There are quite a few gems in Sidelines, one of which includes this quote: "A true statement like 'plot is what happens, and theme is what the book's about' failed to create a distinction for me. It wasn't until I became a writer that it came clear. Plot is what a book's about. Theme is what a book's really about."
This was certainly true for me. Back in high school English, we'd read something, and then the teacher would discuss the theme as if it were some hidden message put there by the author, and only the clever people were capable of figuring it out. I felt like there was a code, or maybe a key, that would allow me to figure out the theme (and thus pass the darn test). But theme is both more complicated, and easier, than that.
Many authors don't even know their story's theme, or themes, until after it's written. I might have an inkling of theme when I write, but often I don't have it figured out until afterwards, and then I go through and make sure the story supports it in character action, symbolism, dialogue, etc. Then I hand the story to another person who has a different life experience than me. They bring that with them as they read, and they might find a completely different meaning in the story, and that's okay. Phew. It took me a while to figure that out.
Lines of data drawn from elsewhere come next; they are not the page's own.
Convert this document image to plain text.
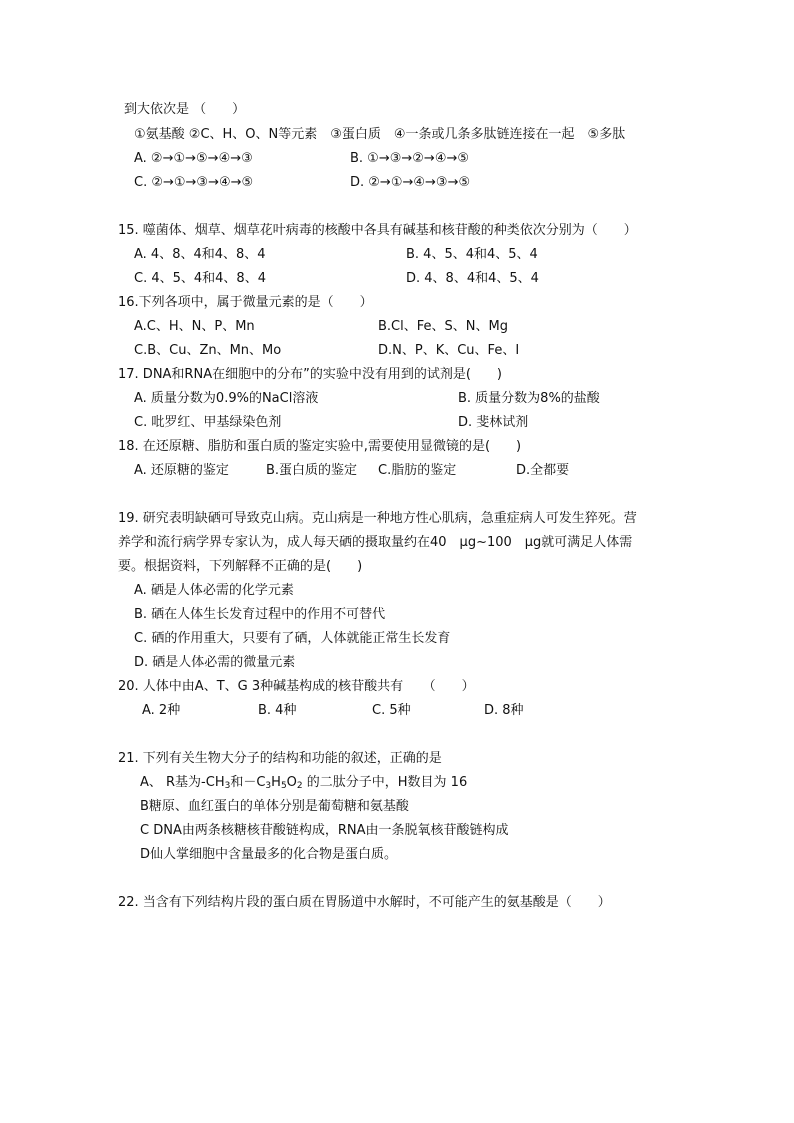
到大依次是 （　　）
①氨基酸 ②C、H、O、N等元素　③蛋白质　④一条或几条多肽链连接在一起　⑤多肽
A. ②→①→⑤→④→③	B. ①→③→②→④→⑤
C. ②→①→③→④→⑤	D. ②→①→④→③→⑤
15. 噬菌体、烟草、烟草花叶病毒的核酸中各具有碱基和核苷酸的种类依次分别为（　　）
A. 4、8、4和4、8、4	B. 4、5、4和4、5、4
C. 4、5、4和4、8、4	D. 4、8、4和4、5、4
16.下列各项中，属于微量元素的是（　　）
A.C、H、N、P、Mn	B.Cl、Fe、S、N、Mg
C.B、Cu、Zn、Mn、Mo	D.N、P、K、Cu、Fe、I
17. DNA和RNA在细胞中的分布”的实验中没有用到的试剂是(　　)
A. 质量分数为0.9%的NaCl溶液	B. 质量分数为8%的盐酸
C. 吡罗红、甲基绿染色剂	D. 斐林试剂
18. 在还原糖、脂肪和蛋白质的鉴定实验中,需要使用显微镜的是(　　)
A. 还原糖的鉴定	B.蛋白质的鉴定 C.脂肪的鉴定	D.全都要
19. 研究表明缺硒可导致克山病。克山病是一种地方性心肌病，急重症病人可发生猝死。营
养学和流行病学界专家认为，成人每天硒的摄取量约在40　μg~100　μg就可满足人体需
要。根据资料，下列解释不正确的是(　　)
A. 硒是人体必需的化学元素
B. 硒在人体生长发育过程中的作用不可替代
C. 硒的作用重大，只要有了硒，人体就能正常生长发育
D. 硒是人体必需的微量元素
20. 人体中由A、T、G 3种碱基构成的核苷酸共有　　（　　）
A. 2种	B. 4种	C. 5种	D. 8种
21. 下列有关生物大分子的结构和功能的叙述，正确的是
A、 R基为$-CH_3$和$-C_3H_5O_2$ 的二肽分子中，H数目为 16
B糖原、血红蛋白的单体分别是葡萄糖和氨基酸
C DNA由两条核糖核苷酸链构成，RNA由一条脱氧核苷酸链构成
D仙人掌细胞中含量最多的化合物是蛋白质。
22. 当含有下列结构片段的蛋白质在胃肠道中水解时，不可能产生的氨基酸是（　　）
So what is a story really about? It could be about repressive Victorian ideas, or that love conquers all, or a political diatribe, or a comment on how science will make or break humanity, or the role of religion in a person's life, and so forth. There are many meanings that a story can hold. One of the exciting things about having other people read my work is what they bring to it. Sometimes a reader comments upon something in a whole new way, and I see my own story in an entirely new angle, and that's just pretty darn cool.